Monday, January 31, 2011

Theater Companies in Spider-Man's Shadow?


I just read this article on the New York Times Website that I thought you'd all enjoy.  I also like the idea of plugging some of the smaller theater companies in New York, which need our support now more than ever.

Jumping Out of Spider-Man’s Shadow
By IRINA ALEKSANDER
Published: January 26, 2011

IN a year when the star of the most talked-about Broadway show is a superhero in Spandex, it’s hard to fault other theater companies, on or off Broadway, for feeling a bit overshadowed.
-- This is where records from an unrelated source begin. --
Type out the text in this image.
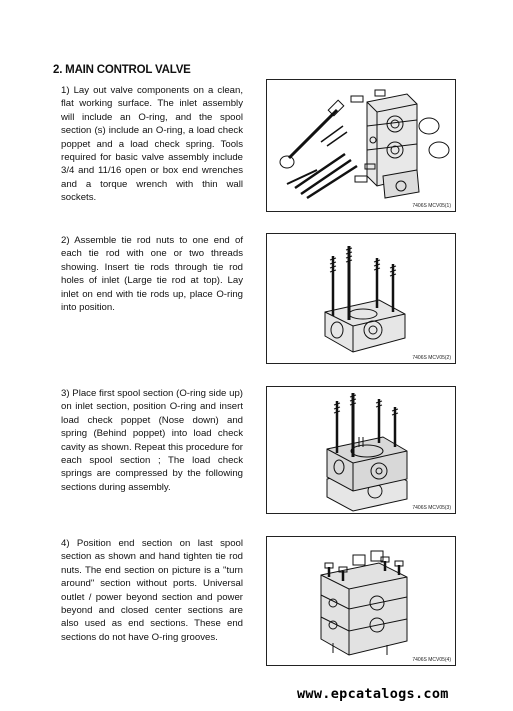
2. MAIN CONTROL VALVE

1) Lay out valve components on a clean, flat working surface. The inlet assembly will include an O-ring, and the spool section (s) include an O-ring, a load check poppet and a load check spring. Tools required for basic valve assembly include 3/4 and 11/16 open or box end wrenches and a torque wrench with thin wall sockets.

7406S MCV05(1)

2) Assemble tie rod nuts to one end of each tie rod with one or two threads showing. Insert tie rods through tie rod holes of inlet (Large tie rod at top). Lay inlet on end with tie rods up, place O-ring into position.

7406S MCV05(2)

3) Place first spool section (O-ring side up) on inlet section, position O-ring and insert load check poppet (Nose down) and spring (Behind poppet) into load check cavity as shown. Repeat this procedure for each spool section ; The load check springs are compressed by the following sections during assembly.

7406S MCV05(3)

4) Position end section on last spool section as shown and hand tighten tie rod nuts. The end section on picture is a "turn around" section without ports. Universal outlet / power beyond section and power beyond and closed center sections are also used as end sections. These end sections do not have O-ring grooves.

7406S MCV05(4)
www.epcatalogs.com
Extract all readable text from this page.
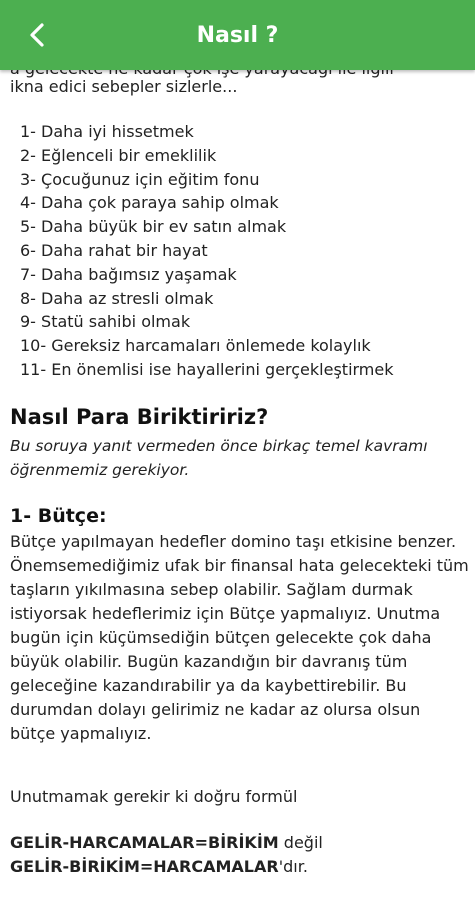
ikna edici sebepler sizlerle...
1- Daha iyi hissetmek
2- Eğlenceli bir emeklilik
3- Çocuğunuz için eğitim fonu
4- Daha çok paraya sahip olmak
5- Daha büyük bir ev satın almak
6- Daha rahat bir hayat
7- Daha bağımsız yaşamak
8- Daha az stresli olmak
9- Statü sahibi olmak
10- Gereksiz harcamaları önlemede kolaylık
11- En önemlisi ise hayallerini gerçekleştirmek
Nasıl Para Biriktiririz?
Bu soruya yanıt vermeden önce birkaç temel kavramı öğrenmemiz gerekiyor.
1- Bütçe:

Bütçe yapılmayan hedefler domino taşı etkisine benzer. Önemsemediğimiz ufak bir finansal hata gelecekteki tüm taşların yıkılmasına sebep olabilir. Sağlam durmak istiyorsak hedeflerimiz için Bütçe yapmalıyız. Unutma bugün için küçümsediğin bütçen gelecekte çok daha büyük olabilir. Bugün kazandığın bir davranış tüm geleceğine kazandırabilir ya da kaybettirebilir. Bu durumdan dolayı gelirimiz ne kadar az olursa olsun bütçe yapmalıyız.

Unutmamak gerekir ki doğru formül
GELİR-HARCAMALAR=BİRİKİM değil
GELİR-BİRİKİM=HARCAMALAR'dır.
Nasıl ?
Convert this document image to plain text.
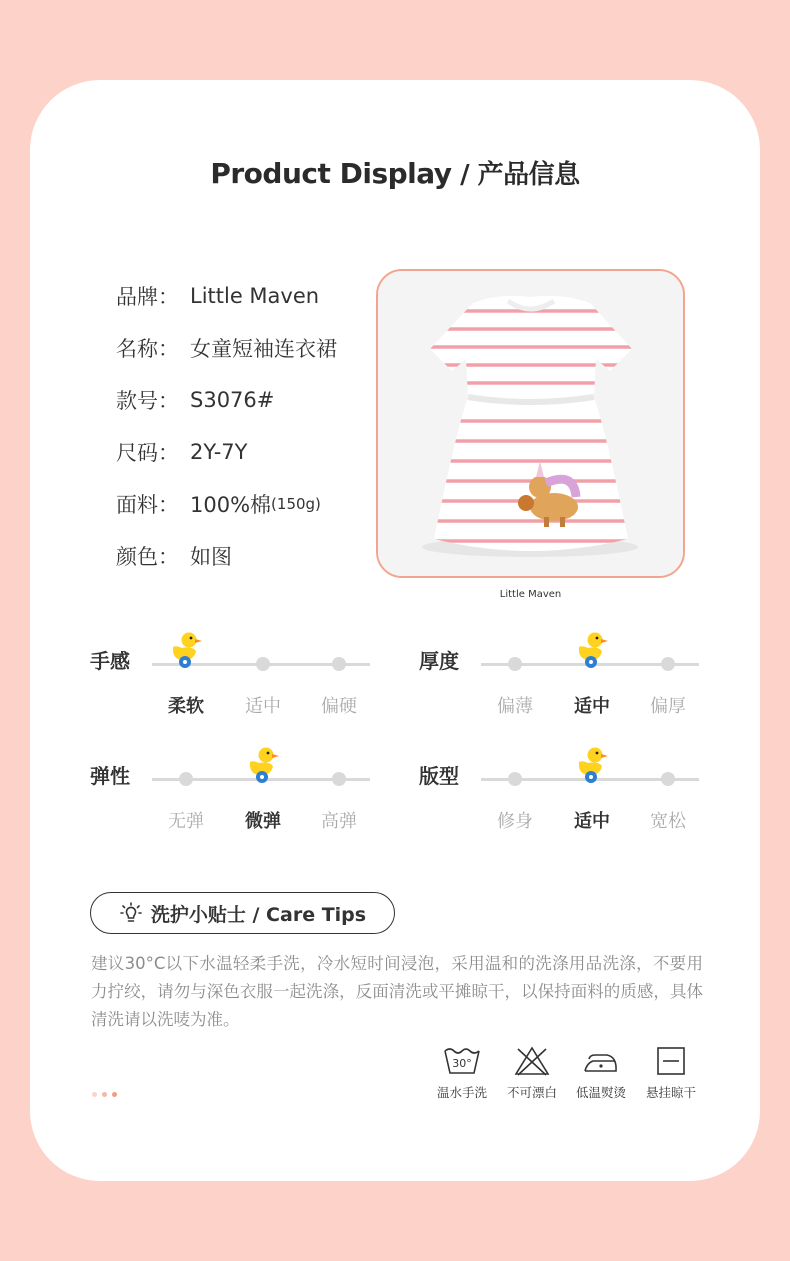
Product Display / 产品信息
品牌： Little Maven
名称： 女童短袖连衣裙
款号： S3076#
尺码： 2Y-7Y
面料： 100%棉 (150g)
颜色： 如图
Little Maven
手感
柔软	适中	偏硬
厚度
偏薄	适中	偏厚
弹性
无弹	微弹	高弹
版型
修身	适中	宽松
洗护小贴士 / Care Tips
建议30°C以下水温轻柔手洗，冷水短时间浸泡，采用温和的洗涤用品洗涤，不要用力拧绞，请勿与深色衣服一起洗涤，反面清洗或平摊晾干，以保持面料的质感，具体清洗请以洗唛为准。
30°
温水手洗	不可漂白	低温熨烫	悬挂晾干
“No, no, no, no,” said Barry Grove, the executive producer of the Manhattan Theater Club, one of the city’s major nonprofit theaters, when asked about the Spider-Man musical. “I hope people are talking about more than that.”
That, at least in part, was the purpose of the theater’s benefit on Monday at the Plaza Hotel, where board members and moneyed donors gathered for an evening of cabaret. The featured performers were Bebe Neuwirth of “The Addams Family,” Cheyenne Jackson of “30 Rock” and Steven Pasquale and Laura Benanti, the husband-and-wife actors who are veterans of the New York stage.
While guests sat down to dinner in the Grand Ballroom, the performers were stretching their vocal cords in a makeshift green room, a carpeted hotel room one floor above with a spread of fresh fruit.
Ms. Benanti and Mr. Pasquale, who said they have friends in the “Spider-Man” production, seemed conflicted about the show. “I think it’s a dangerous precedent to spend $65 million on a production because there are a lot of things that can be written and enjoyed for a whole lot less money and injury,” Mr. Pasquale said.
Ms. Benanti, dressed in a sequined, leggy black dress, added: “We live in the Twitter world, so you know when someone eats a muffin, but you don’t know what’s happening in Afghanistan. I think this is the trickle-down effect of that into the arts, which is really sad.”
A more diplomatic stance was offered by Mr. Jackson, who was corralled to the benefit by Robert Carlock, an executive producer of “30 Rock.”
“Anytime Broadway is being talked about on ‘Letterman’ and late-night shows on a daily basis, it’s good,” he said. He said that he plans to see the show whenever it opens.
Ms. Neuwirth, wearing a low-cut black baby-doll dress that showed off her lean, angled figure, was walking around with a miniature bottle of Champagne, sipping it through a straw, when a man with a headset came out and gave the performers a 15-minute warning. After each made a quick trip to the restroom, they took the elevator downstairs together.
“Did you all not get your bottle of Champagne?” Ms. Neuwirth, who was up first, asked the audience. She opened with cheeky show tunes, singing Liza Minnelli’s “Ring Them Bells.”
Mr. Pasquale sang an earnest rendition of “On the Street Where You Live” and introduced Ms. Benanti (“She is also my wife. Yay!”), who performed a song from her role as Claudia in David Leveaux’s revival of “Nine.”
Last up was Mr. Jackson, who said he would be performing a song from “Finian’s Rainbow,” which he was in last year. Two people in the audience clapped. “Ah, yes,” Mr. Jackson said. “That’s why we closed it in nine weeks.”